Any individual voting member of an annual conference has the right to request a bishop’s ruling of law, provided the request is made in the proper way and it relates to actual business being conducted in the annual conference session. Such requests are not voted on. After the bishop issues a ruling, it is automatically sent for review to the Judicial Council, the UMC’s version of the Supreme Court. Whatever decision the Judicial Council issues on the case then becomes a binding part of our church law.
As noted earlier, Bishop Dyck initially sought to dodge directly answering the questions, and to effectively allow her anarchic board of ordained ministry to continue ignoring as much of United Methodism’s standards as it wants to.
But the Judicial Council did not let her get away with this, instead forcing her to issue a substantive ruling by the end of 2016.
It was only after the Judicial Council forced her hand that Bishop Dyck issued her ruling in which she did thankfully cancel the pro-LBGTQ ordination policy, while also trying various ways to prevent too much further accountability.
A lot of questions still remain to be determined, such as how exactly this development will actually effect practices in the Northern Illinois Conference and how exactly this may ultimately impact other annual conferences.
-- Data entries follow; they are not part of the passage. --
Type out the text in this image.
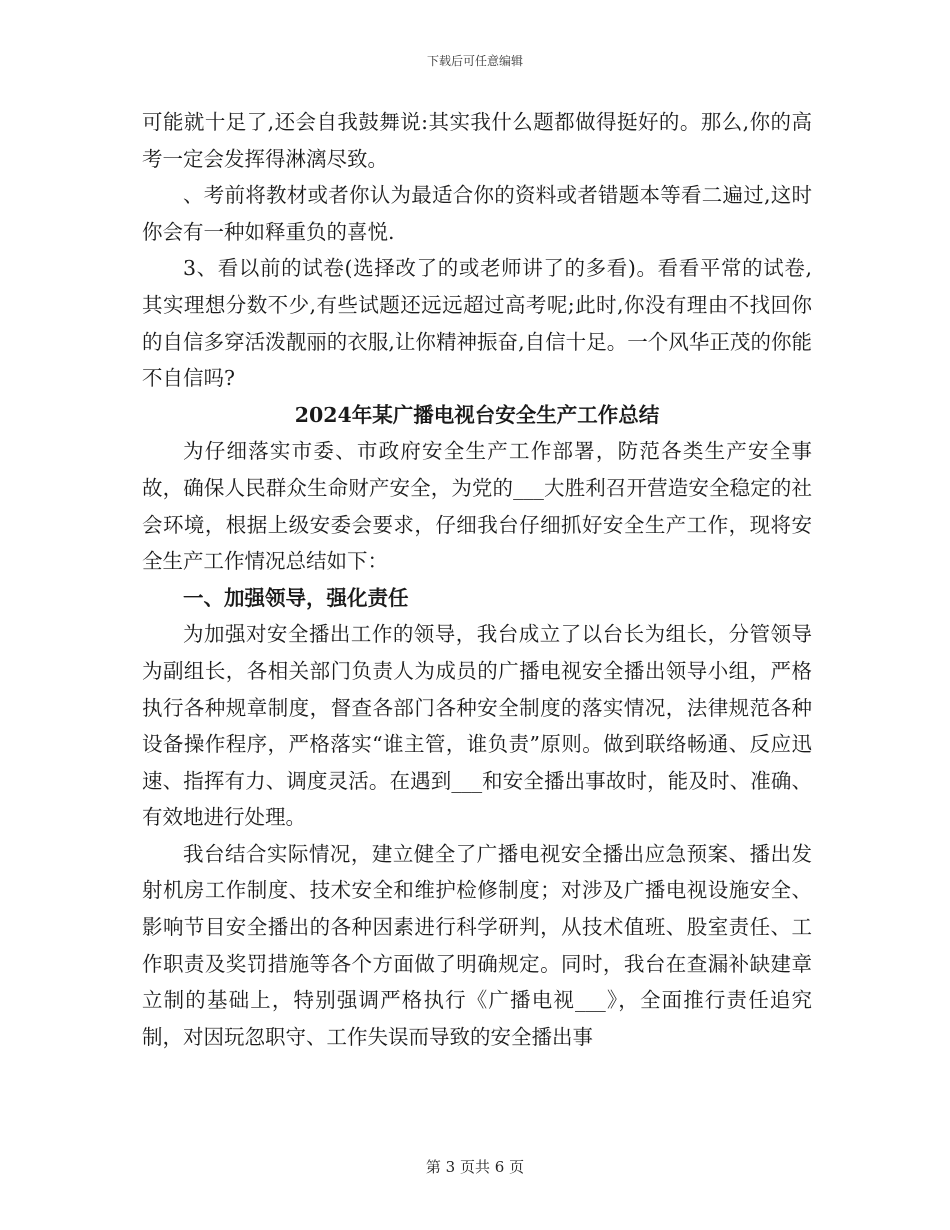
下载后可任意编辑

可能就十足了,还会自我鼓舞说:其实我什么题都做得挺好的。那么,你的高考一定会发挥得淋漓尽致。

、考前将教材或者你认为最适合你的资料或者错题本等看二遍过,这时你会有一种如释重负的喜悦.

3、看以前的试卷(选择改了的或老师讲了的多看)。看看平常的试卷,其实理想分数不少,有些试题还远远超过高考呢;此时,你没有理由不找回你的自信多穿活泼靓丽的衣服,让你精神振奋,自信十足。一个风华正茂的你能不自信吗?

2024年某广播电视台安全生产工作总结

为仔细落实市委、市政府安全生产工作部署，防范各类生产安全事故，确保人民群众生命财产安全，为党的___大胜利召开营造安全稳定的社会环境，根据上级安委会要求，仔细我台仔细抓好安全生产工作，现将安全生产工作情况总结如下：

一、加强领导，强化责任

为加强对安全播出工作的领导，我台成立了以台长为组长，分管领导为副组长，各相关部门负责人为成员的广播电视安全播出领导小组，严格执行各种规章制度，督查各部门各种安全制度的落实情况，法律规范各种设备操作程序，严格落实“谁主管，谁负责”原则。做到联络畅通、反应迅速、指挥有力、调度灵活。在遇到___和安全播出事故时，能及时、准确、有效地进行处理。

我台结合实际情况，建立健全了广播电视安全播出应急预案、播出发射机房工作制度、技术安全和维护检修制度；对涉及广播电视设施安全、影响节目安全播出的各种因素进行科学研判，从技术值班、股室责任、工作职责及奖罚措施等各个方面做了明确规定。同时，我台在查漏补缺建章立制的基础上，特别强调严格执行《广播电视___》，全面推行责任追究制，对因玩忽职守、工作失误而导致的安全播出事

第 3 页共 6 页
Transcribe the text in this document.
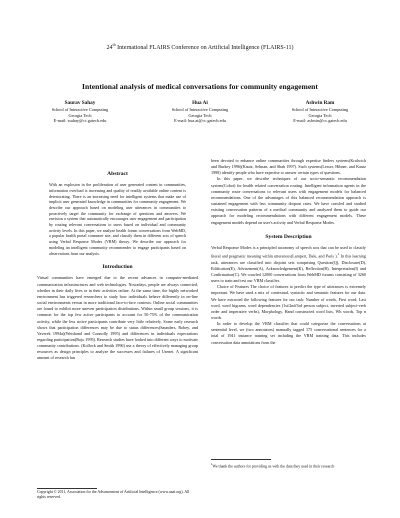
24th International FLAIRS Conference on Artificial Intelligence (FLAIRS-11)
Intentional analysis of medical conversations for community engagement
Saurav Sahay
School of Interactive Computing
Georgia Tech
E-mail: ssahay@cc.gatech.edu
Hua Ai
School of Interactive Computing
Georgia Tech
E-mail: hua.ai@cc.gatech.edu
Ashwin Ram
School of Interactive Computing
Georgia Tech
E-mail: ashwin@cc.gatech.edu
Abstract

With an explosion in the proliferation of user generated content in communities, information overload is increasing and quality of readily available online content is deteriorating. There is an increasing need for intelligent systems that make use of implicit user generated knowledge in communities for community engagement. We describe our approach based on modeling user utterances in communities to proactively target the community for exchange of questions and answers. We envision a system that automatically encourages user engagement and participation by routing relevant conversations to users based on individual and community activity levels. In this paper, we analyze health forum conversations from WebMD, a popular health portal consumer site, and classify them in different acts of speech using Verbal Response Modes (VRM) theory. We describe our approach for modeling an intelligent community recommender to engage participants based on observations from our analysis.

Introduction

Virtual communities have emerged due to the recent advances in computer-mediated communication infrastructures and web technologies. Nowadays, people are always connected, whether in their daily lives or in their activities online. At the same time, the highly networked environment has triggered researchers to study how individuals behave differently in on-line social environments versus in more traditional face-to-face contexts. Online social communities are found to exhibit more uneven participation distributions. Within small group sessions, it is common for the top few active participants to account for 50-75% of the communication activity, while the less active participants contribute very little relatively. Some early research shows that participation differences may be due to status differences(Saunders, Robey, and Vaverek 1994a)(Weisband and Connolly 1995) and differences in individuals expectations regarding participation(Rojo 1995). Research studies have looked into different ways to motivate community contributions. (Kollock and Smith 1996) use a theory of effectively managing group resources as design principles to analyze the successes and failures of Usenet. A significant amount of research has

Copyright © 2011, Association for the Advancement of Artificial Intelligence (www.aaai.org). All rights reserved.

been devoted to enhance online communities through expertise finders systems(Krulwich and Burkey 1996)(Kautz, Selman, and Shah 1997). Such systems(Lesser, Hibner, and Kautz 1998) identify people who have expertise to answer certain types of questions.

In this paper, we describe techniques of our socio-semantic recommendation system(Cobot) for health related conversation routing. Intelligent information agents in the community route conversations to relevant users with engagement models for balanced recommendations. One of the advantages of this balanced recommendation approach is sustained engagement with less community dropout rates. We have crawled and studied existing conversation patterns of a medical community and analyzed them to guide our approach for modeling recommendations with different engagement models. These engagement models depend on user's activity and Verbal Response Modes.

System Description

Verbal Response Modes is a principled taxonomy of speech acts that can be used to classify literal and pragmatic meaning within utterances(Lampert, Dale, and Paris ).$^1$ In this learning task, utterances are classified into disjoint sets comprising Question(Q), Disclosure(D), Edification(E), Advisement(A), Acknowledgement(K), Reflection(R), Interpretation(I) and Confirmation(C). We crawled 12000 conversations from WebMD forums consisting of 3260 users to train and test our VRM classifier.

Choice of Features The choice of features to predict the type of utterances is extremely important. We have used a mix of contextual, syntactic and semantic features for our data. We have extracted the following features for our task: Number of words, First word, Last word, word bigrams, word dependencies (1st/2nd/3rd person subject, inverted subject-verb order and imperative verbs), Morphology, Hand constructed word lists, Wh words, Top n words.

In order to develop the VRM classifier that could categorize the conversations at sentential level, we (two annotators) manually tagged 175 conversational sentences for a total of 1941 instance training set including the VRM training data. This includes conversation data annotations from the

$^1$We thank the authors for providing us with the data they used in their research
Of course, we cannot expect those who pushed the now-canceled open ordination policy to all suddenly abandon their preference for secular Western over biblical, United Methodist values.
But the fact remains that this was a significant setback for the dominant, revisionist faction of the Northern Illinois Conference. However the Judicial Council rules on other relevant matters in this case when it meets in April, it is very unlikely to reverse Bishop Dyck’s cancellation of the explicitly LGBTQ-welcoming ordination policy.
This episode shows that despite all the high-profile antics of individuals defying our covenant standards, we have not reached the place where theologically liberal United Methodists enjoy free rein to say and do whatever they want in defiance of what they call our “discriminatory” disapproval of sex outside of man-woman marriage. Not even in as notoriously radicalized an annual conference as Northern Illinois.
And if such disobedience can even be reversed in Northern Illinois, then it can be reversed in in less liberal annual conferences, as well.